Full case report
Emaco v Dyson Appliances Ltd
Reference The Times, 8 Feb 1999
Court Chancery Division
Judge Jonathan Parker J
Date of Judgment 26 Jan 1999
Malicious falsehood – comparative advertising – registered trade marks – infringement – whether an inquiry as to damages should be ordered.
This was a dispute between Dyson and Electrolux, both manufacturers of vacuum cleaners. The dispute consisted of claim and counterclaim arising from an advertising battle between the two manufacturers.
Whether advertising statements made by both parties amounted to malicious falsehoods and whether each party had infringed the other’s trade mark. If so, whether there was sufficient damage to justify the ordering of an inquiry as to damages.

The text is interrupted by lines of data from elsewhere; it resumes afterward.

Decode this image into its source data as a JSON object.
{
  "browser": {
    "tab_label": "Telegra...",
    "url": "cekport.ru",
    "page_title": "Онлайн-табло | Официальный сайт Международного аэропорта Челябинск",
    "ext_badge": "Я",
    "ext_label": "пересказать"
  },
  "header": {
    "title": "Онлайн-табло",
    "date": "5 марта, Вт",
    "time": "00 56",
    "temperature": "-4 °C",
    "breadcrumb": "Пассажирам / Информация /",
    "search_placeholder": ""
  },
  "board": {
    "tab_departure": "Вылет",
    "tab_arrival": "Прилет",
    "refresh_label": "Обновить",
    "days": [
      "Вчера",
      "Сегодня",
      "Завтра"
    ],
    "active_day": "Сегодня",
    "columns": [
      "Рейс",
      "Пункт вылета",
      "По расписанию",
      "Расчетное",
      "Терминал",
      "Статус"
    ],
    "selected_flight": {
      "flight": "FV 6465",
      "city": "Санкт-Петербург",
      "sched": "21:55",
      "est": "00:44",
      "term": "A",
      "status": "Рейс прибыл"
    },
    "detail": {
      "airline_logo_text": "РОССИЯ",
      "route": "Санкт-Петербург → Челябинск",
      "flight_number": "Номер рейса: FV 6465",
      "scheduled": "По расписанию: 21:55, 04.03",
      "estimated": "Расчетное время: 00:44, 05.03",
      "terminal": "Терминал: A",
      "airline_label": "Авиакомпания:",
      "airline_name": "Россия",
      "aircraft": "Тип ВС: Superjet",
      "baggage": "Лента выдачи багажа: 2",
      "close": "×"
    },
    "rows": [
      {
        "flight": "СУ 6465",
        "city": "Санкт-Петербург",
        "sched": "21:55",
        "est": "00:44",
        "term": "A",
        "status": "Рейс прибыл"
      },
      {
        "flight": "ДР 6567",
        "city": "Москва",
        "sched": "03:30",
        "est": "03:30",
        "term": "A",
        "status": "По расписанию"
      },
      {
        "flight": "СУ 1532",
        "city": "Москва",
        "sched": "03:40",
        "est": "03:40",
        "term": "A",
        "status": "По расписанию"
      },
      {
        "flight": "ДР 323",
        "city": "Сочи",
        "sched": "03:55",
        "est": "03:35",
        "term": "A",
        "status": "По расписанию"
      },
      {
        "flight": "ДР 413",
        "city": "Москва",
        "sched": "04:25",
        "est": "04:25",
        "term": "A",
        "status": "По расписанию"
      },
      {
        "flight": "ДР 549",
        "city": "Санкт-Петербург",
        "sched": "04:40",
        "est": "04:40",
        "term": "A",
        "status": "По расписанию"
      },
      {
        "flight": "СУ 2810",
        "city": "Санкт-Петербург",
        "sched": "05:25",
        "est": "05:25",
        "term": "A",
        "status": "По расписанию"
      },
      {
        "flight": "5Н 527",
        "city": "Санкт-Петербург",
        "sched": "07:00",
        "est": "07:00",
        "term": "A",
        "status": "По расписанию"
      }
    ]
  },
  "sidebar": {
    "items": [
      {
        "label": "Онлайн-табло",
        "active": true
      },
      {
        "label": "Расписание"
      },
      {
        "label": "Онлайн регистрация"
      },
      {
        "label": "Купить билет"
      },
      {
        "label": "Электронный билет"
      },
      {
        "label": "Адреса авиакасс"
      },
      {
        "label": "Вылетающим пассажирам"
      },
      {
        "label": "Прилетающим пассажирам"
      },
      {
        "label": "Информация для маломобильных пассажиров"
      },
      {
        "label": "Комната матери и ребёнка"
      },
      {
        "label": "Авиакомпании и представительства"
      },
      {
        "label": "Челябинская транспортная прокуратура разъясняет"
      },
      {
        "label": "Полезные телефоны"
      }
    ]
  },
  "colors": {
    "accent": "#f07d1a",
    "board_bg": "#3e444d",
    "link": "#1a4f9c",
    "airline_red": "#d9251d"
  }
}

No malicious falsehood but each party’s use of the other’s trade mark in the course of comparative advertising was an infringement. Insufficient justification for taking up the court’s time in an account or inquiry which might ultimately prove fruitless.

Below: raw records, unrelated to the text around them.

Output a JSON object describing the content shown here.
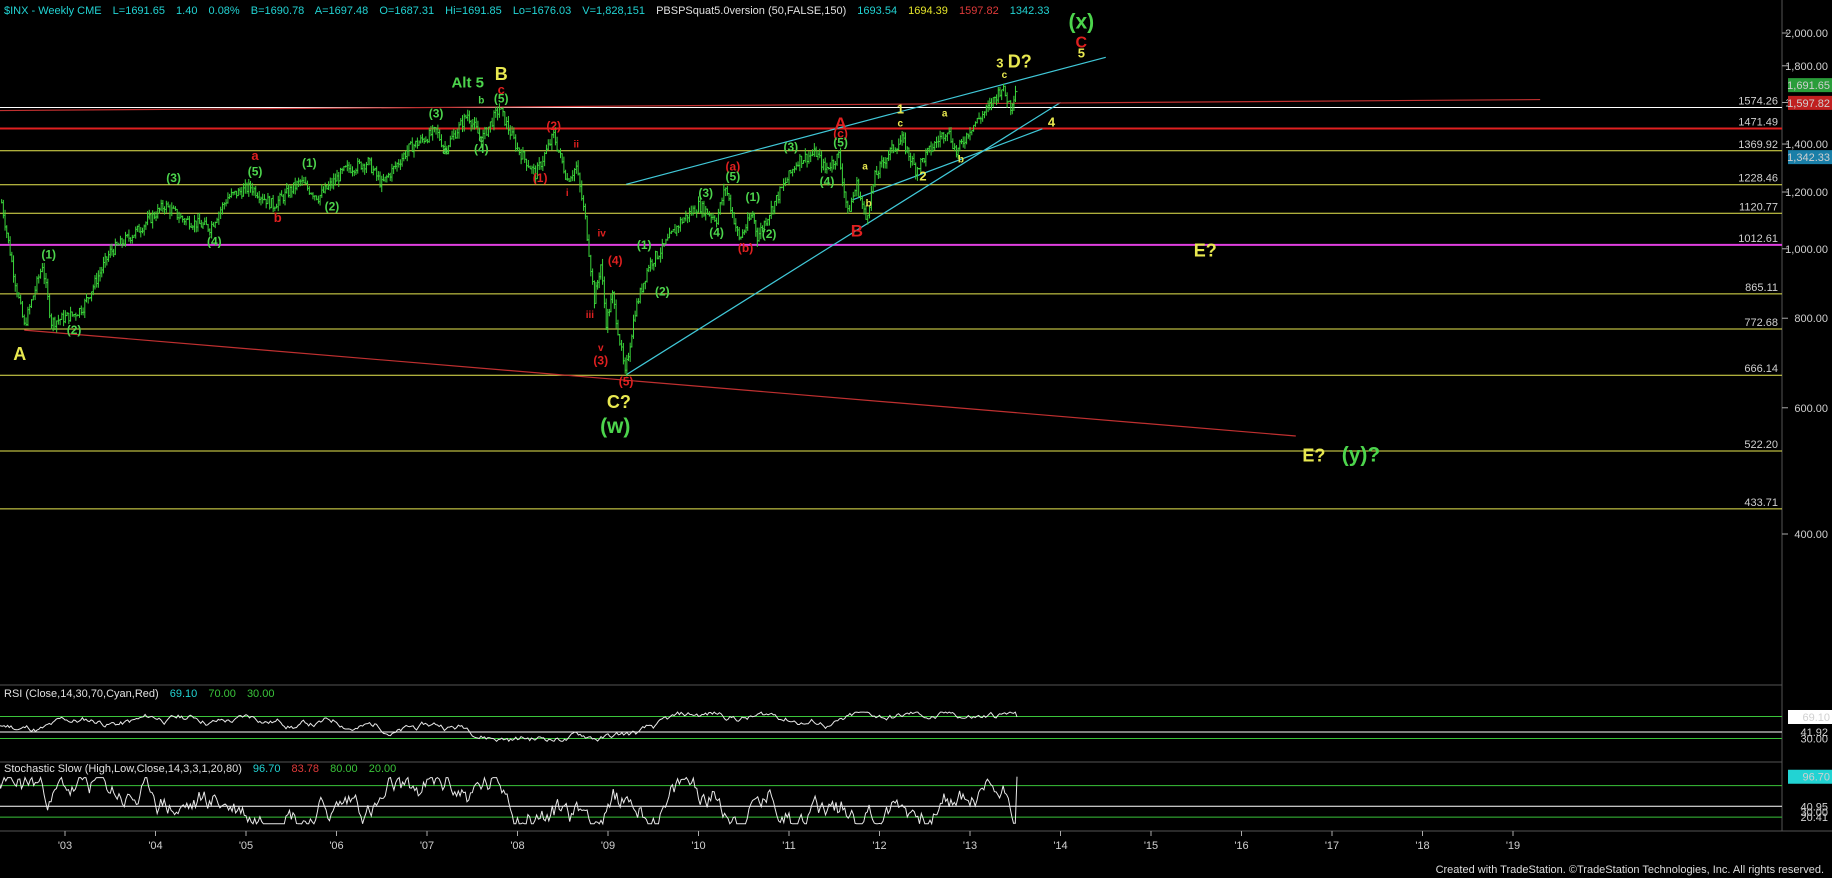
{
  "header": {
    "title": "$INX - Weekly  CME",
    "last": "L=1691.65",
    "change": "1.40",
    "pct": "0.08%",
    "bid": "B=1690.78",
    "ask": "A=1697.48",
    "open": "O=1687.31",
    "high": "Hi=1691.85",
    "low": "Lo=1676.03",
    "volume": "V=1,828,151",
    "indicator": "PBSPSquat5.0version (50,FALSE,150)",
    "ind_values": [
      "1693.54",
      "1694.39",
      "1597.82",
      "1342.33"
    ]
  },
  "chart_data": {
    "type": "ohlc",
    "title": "$INX - Weekly",
    "y_scale": "log",
    "ylim": [
      330,
      2200
    ],
    "y_ticks": [
      "2,000.00",
      "1,800.00",
      "1,600.00",
      "1,400.00",
      "1,200.00",
      "1,000.00",
      "800.00",
      "600.00",
      "400.00"
    ],
    "x_ticks": [
      "'03",
      "'04",
      "'05",
      "'06",
      "'07",
      "'08",
      "'09",
      "'10",
      "'11",
      "'12",
      "'13",
      "'14",
      "'15",
      "'16",
      "'17",
      "'18",
      "'19"
    ],
    "price_path": [
      [
        2002.3,
        1160
      ],
      [
        2002.45,
        900
      ],
      [
        2002.55,
        780
      ],
      [
        2002.75,
        950
      ],
      [
        2002.85,
        790
      ],
      [
        2003.1,
        810
      ],
      [
        2003.2,
        830
      ],
      [
        2003.5,
        990
      ],
      [
        2003.8,
        1060
      ],
      [
        2004.1,
        1150
      ],
      [
        2004.3,
        1100
      ],
      [
        2004.6,
        1070
      ],
      [
        2004.8,
        1180
      ],
      [
        2005.05,
        1220
      ],
      [
        2005.3,
        1150
      ],
      [
        2005.6,
        1240
      ],
      [
        2005.8,
        1180
      ],
      [
        2006.1,
        1290
      ],
      [
        2006.35,
        1320
      ],
      [
        2006.5,
        1230
      ],
      [
        2006.8,
        1380
      ],
      [
        2007.1,
        1460
      ],
      [
        2007.2,
        1380
      ],
      [
        2007.45,
        1540
      ],
      [
        2007.6,
        1420
      ],
      [
        2007.8,
        1570
      ],
      [
        2008.0,
        1380
      ],
      [
        2008.2,
        1270
      ],
      [
        2008.4,
        1440
      ],
      [
        2008.55,
        1250
      ],
      [
        2008.65,
        1300
      ],
      [
        2008.75,
        1100
      ],
      [
        2008.85,
        850
      ],
      [
        2008.92,
        950
      ],
      [
        2008.98,
        790
      ],
      [
        2009.05,
        860
      ],
      [
        2009.19,
        667
      ],
      [
        2009.3,
        820
      ],
      [
        2009.45,
        950
      ],
      [
        2009.6,
        1000
      ],
      [
        2009.8,
        1090
      ],
      [
        2010.0,
        1150
      ],
      [
        2010.2,
        1100
      ],
      [
        2010.3,
        1220
      ],
      [
        2010.45,
        1030
      ],
      [
        2010.6,
        1120
      ],
      [
        2010.65,
        1040
      ],
      [
        2010.9,
        1200
      ],
      [
        2011.1,
        1330
      ],
      [
        2011.3,
        1360
      ],
      [
        2011.4,
        1290
      ],
      [
        2011.55,
        1350
      ],
      [
        2011.65,
        1120
      ],
      [
        2011.75,
        1230
      ],
      [
        2011.85,
        1100
      ],
      [
        2011.95,
        1260
      ],
      [
        2012.1,
        1360
      ],
      [
        2012.25,
        1420
      ],
      [
        2012.4,
        1290
      ],
      [
        2012.55,
        1370
      ],
      [
        2012.75,
        1470
      ],
      [
        2012.85,
        1360
      ],
      [
        2013.0,
        1470
      ],
      [
        2013.2,
        1570
      ],
      [
        2013.35,
        1680
      ],
      [
        2013.45,
        1580
      ],
      [
        2013.52,
        1700
      ]
    ],
    "levels": [
      {
        "value": 1574.26,
        "color": "#ffffff"
      },
      {
        "value": 1471.49,
        "color": "#e02020"
      },
      {
        "value": 1369.92,
        "color": "#e8e850"
      },
      {
        "value": 1228.46,
        "color": "#e8e850"
      },
      {
        "value": 1120.77,
        "color": "#e8e850"
      },
      {
        "value": 1012.61,
        "color": "#e040e0"
      },
      {
        "value": 865.11,
        "color": "#e8e850"
      },
      {
        "value": 772.68,
        "color": "#e8e850"
      },
      {
        "value": 666.14,
        "color": "#e8e850"
      },
      {
        "value": 522.2,
        "color": "#e8e850"
      },
      {
        "value": 433.71,
        "color": "#e8e850"
      }
    ],
    "level_labels": [
      "1574.26",
      "1471.49",
      "1369.92",
      "1228.46",
      "1120.77",
      "1012.61",
      "865.11",
      "772.68",
      "666.14",
      "522.20",
      "433.71"
    ],
    "trendlines": [
      {
        "from": [
          2009.2,
          1230
        ],
        "to": [
          2014.5,
          1850
        ],
        "color": "#40c8d8",
        "log_from": 1230
      },
      {
        "from": [
          2009.2,
          667
        ],
        "to": [
          2014.0,
          1600
        ],
        "color": "#40c8d8"
      },
      {
        "from": [
          2011.7,
          1170
        ],
        "to": [
          2013.8,
          1470
        ],
        "color": "#40c8d8"
      },
      {
        "from": [
          2002.0,
          1558
        ],
        "to": [
          2019.3,
          1615
        ],
        "color": "#c03030"
      },
      {
        "from": [
          2002.55,
          770
        ],
        "to": [
          2016.6,
          548
        ],
        "color": "#c03030"
      }
    ],
    "wave_labels": [
      {
        "text": "A",
        "t": 2002.5,
        "p": 700,
        "color": "#e8e850",
        "size": 18
      },
      {
        "text": "(1)",
        "t": 2002.82,
        "p": 970,
        "color": "#4cd44c",
        "size": 12
      },
      {
        "text": "(2)",
        "t": 2003.1,
        "p": 760,
        "color": "#4cd44c",
        "size": 12
      },
      {
        "text": "(3)",
        "t": 2004.2,
        "p": 1240,
        "color": "#4cd44c",
        "size": 12
      },
      {
        "text": "(4)",
        "t": 2004.65,
        "p": 1010,
        "color": "#4cd44c",
        "size": 12
      },
      {
        "text": "a",
        "t": 2005.1,
        "p": 1330,
        "color": "#e02020",
        "size": 13
      },
      {
        "text": "(5)",
        "t": 2005.1,
        "p": 1265,
        "color": "#4cd44c",
        "size": 12
      },
      {
        "text": "b",
        "t": 2005.35,
        "p": 1090,
        "color": "#e02020",
        "size": 13
      },
      {
        "text": "(1)",
        "t": 2005.7,
        "p": 1300,
        "color": "#4cd44c",
        "size": 12
      },
      {
        "text": "(2)",
        "t": 2005.95,
        "p": 1130,
        "color": "#4cd44c",
        "size": 12
      },
      {
        "text": "(3)",
        "t": 2007.1,
        "p": 1525,
        "color": "#4cd44c",
        "size": 12
      },
      {
        "text": "a",
        "t": 2007.2,
        "p": 1355,
        "color": "#4cd44c",
        "size": 10
      },
      {
        "text": "Alt 5",
        "t": 2007.45,
        "p": 1680,
        "color": "#4cd44c",
        "size": 15
      },
      {
        "text": "b",
        "t": 2007.6,
        "p": 1595,
        "color": "#4cd44c",
        "size": 10
      },
      {
        "text": "c",
        "t": 2007.6,
        "p": 1410,
        "color": "#4cd44c",
        "size": 10
      },
      {
        "text": "(4)",
        "t": 2007.6,
        "p": 1360,
        "color": "#4cd44c",
        "size": 12
      },
      {
        "text": "B",
        "t": 2007.82,
        "p": 1720,
        "color": "#e8e850",
        "size": 18
      },
      {
        "text": "c",
        "t": 2007.82,
        "p": 1645,
        "color": "#e02020",
        "size": 13
      },
      {
        "text": "(5)",
        "t": 2007.82,
        "p": 1600,
        "color": "#4cd44c",
        "size": 12
      },
      {
        "text": "(2)",
        "t": 2008.4,
        "p": 1465,
        "color": "#e02020",
        "size": 12
      },
      {
        "text": "ii",
        "t": 2008.65,
        "p": 1385,
        "color": "#e02020",
        "size": 10
      },
      {
        "text": "(1)",
        "t": 2008.25,
        "p": 1240,
        "color": "#e02020",
        "size": 12
      },
      {
        "text": "i",
        "t": 2008.55,
        "p": 1185,
        "color": "#e02020",
        "size": 10
      },
      {
        "text": "iv",
        "t": 2008.93,
        "p": 1040,
        "color": "#e02020",
        "size": 10
      },
      {
        "text": "(4)",
        "t": 2009.08,
        "p": 950,
        "color": "#e02020",
        "size": 12
      },
      {
        "text": "iii",
        "t": 2008.8,
        "p": 800,
        "color": "#e02020",
        "size": 10
      },
      {
        "text": "v",
        "t": 2008.92,
        "p": 720,
        "color": "#e02020",
        "size": 10
      },
      {
        "text": "(3)",
        "t": 2008.92,
        "p": 690,
        "color": "#e02020",
        "size": 12
      },
      {
        "text": "(5)",
        "t": 2009.2,
        "p": 645,
        "color": "#e02020",
        "size": 12
      },
      {
        "text": "C?",
        "t": 2009.12,
        "p": 600,
        "color": "#e8e850",
        "size": 18
      },
      {
        "text": "(w)",
        "t": 2009.08,
        "p": 553,
        "color": "#4cd44c",
        "size": 21
      },
      {
        "text": "(1)",
        "t": 2009.4,
        "p": 1000,
        "color": "#4cd44c",
        "size": 12
      },
      {
        "text": "(2)",
        "t": 2009.6,
        "p": 860,
        "color": "#4cd44c",
        "size": 12
      },
      {
        "text": "(3)",
        "t": 2010.08,
        "p": 1180,
        "color": "#4cd44c",
        "size": 12
      },
      {
        "text": "(4)",
        "t": 2010.2,
        "p": 1040,
        "color": "#4cd44c",
        "size": 12
      },
      {
        "text": "(a)",
        "t": 2010.38,
        "p": 1285,
        "color": "#e02020",
        "size": 12
      },
      {
        "text": "(5)",
        "t": 2010.38,
        "p": 1245,
        "color": "#4cd44c",
        "size": 12
      },
      {
        "text": "(1)",
        "t": 2010.6,
        "p": 1165,
        "color": "#4cd44c",
        "size": 12
      },
      {
        "text": "(b)",
        "t": 2010.52,
        "p": 990,
        "color": "#e02020",
        "size": 12
      },
      {
        "text": "(2)",
        "t": 2010.78,
        "p": 1035,
        "color": "#4cd44c",
        "size": 12
      },
      {
        "text": "(3)",
        "t": 2011.02,
        "p": 1370,
        "color": "#4cd44c",
        "size": 12
      },
      {
        "text": "(4)",
        "t": 2011.42,
        "p": 1225,
        "color": "#4cd44c",
        "size": 12
      },
      {
        "text": "A",
        "t": 2011.57,
        "p": 1470,
        "color": "#e02020",
        "size": 17
      },
      {
        "text": "(c)",
        "t": 2011.57,
        "p": 1430,
        "color": "#e02020",
        "size": 12
      },
      {
        "text": "(5)",
        "t": 2011.57,
        "p": 1390,
        "color": "#4cd44c",
        "size": 12
      },
      {
        "text": "a",
        "t": 2011.84,
        "p": 1290,
        "color": "#e8e850",
        "size": 10
      },
      {
        "text": "b",
        "t": 2011.88,
        "p": 1145,
        "color": "#e8e850",
        "size": 10
      },
      {
        "text": "B",
        "t": 2011.75,
        "p": 1040,
        "color": "#e02020",
        "size": 17
      },
      {
        "text": "1",
        "t": 2012.23,
        "p": 1545,
        "color": "#e8e850",
        "size": 13
      },
      {
        "text": "c",
        "t": 2012.23,
        "p": 1480,
        "color": "#e8e850",
        "size": 10
      },
      {
        "text": "2",
        "t": 2012.48,
        "p": 1245,
        "color": "#e8e850",
        "size": 13
      },
      {
        "text": "a",
        "t": 2012.72,
        "p": 1530,
        "color": "#e8e850",
        "size": 10
      },
      {
        "text": "b",
        "t": 2012.9,
        "p": 1320,
        "color": "#e8e850",
        "size": 10
      },
      {
        "text": "3",
        "t": 2013.33,
        "p": 1790,
        "color": "#e8e850",
        "size": 13
      },
      {
        "text": "c",
        "t": 2013.38,
        "p": 1730,
        "color": "#e8e850",
        "size": 10
      },
      {
        "text": "D?",
        "t": 2013.55,
        "p": 1790,
        "color": "#e8e850",
        "size": 18
      },
      {
        "text": "4",
        "t": 2013.9,
        "p": 1480,
        "color": "#e8e850",
        "size": 13
      },
      {
        "text": "(x)",
        "t": 2014.23,
        "p": 2030,
        "color": "#4cd44c",
        "size": 21
      },
      {
        "text": "C",
        "t": 2014.23,
        "p": 1910,
        "color": "#e02020",
        "size": 16
      },
      {
        "text": "5",
        "t": 2014.23,
        "p": 1850,
        "color": "#e8e850",
        "size": 13
      },
      {
        "text": "E?",
        "t": 2015.6,
        "p": 975,
        "color": "#e8e850",
        "size": 18
      },
      {
        "text": "E?",
        "t": 2016.8,
        "p": 505,
        "color": "#e8e850",
        "size": 18
      },
      {
        "text": "(y)?",
        "t": 2017.32,
        "p": 505,
        "color": "#4cd44c",
        "size": 21
      }
    ]
  },
  "price_axis_tags": [
    {
      "text": "1,691.65",
      "value": 1691.65,
      "bg": "#2a9d3a",
      "fg": "#ffffff"
    },
    {
      "text": "1,597.82",
      "value": 1597.82,
      "bg": "#c02020",
      "fg": "#ffffff"
    },
    {
      "text": "1,342.33",
      "value": 1342.33,
      "bg": "#1a7fa8",
      "fg": "#ffffff"
    }
  ],
  "rsi": {
    "title": "RSI (Close,14,30,70,Cyan,Red)",
    "value": "69.10",
    "ob": "70.00",
    "os": "30.00",
    "tag_value": "69.10",
    "tags": [
      "41.92",
      "30.00"
    ],
    "current": 69.1
  },
  "stochastic": {
    "title": "Stochastic Slow (High,Low,Close,14,3,3,1,20,80)",
    "k": "96.70",
    "d": "83.78",
    "ob": "80.00",
    "os": "20.00",
    "tag_value": "96.70",
    "tags": [
      "40.95",
      "30.00",
      "20.41"
    ],
    "current": 96.7
  },
  "footer": "Created with TradeStation. ©TradeStation Technologies, Inc. All rights reserved."
}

The Judge’s starting point on the malicious falsehood cross-claims was to ascertain the meaning of the material of which complaint was made, applying the one meaning rule and the principles adopted in defamation cases as set out by the Court of Appeal in Skuse v Granada Television Limited  EMLR 278. The issue of falsity was then judged by him against the single natural and ordinary meaning as so determined.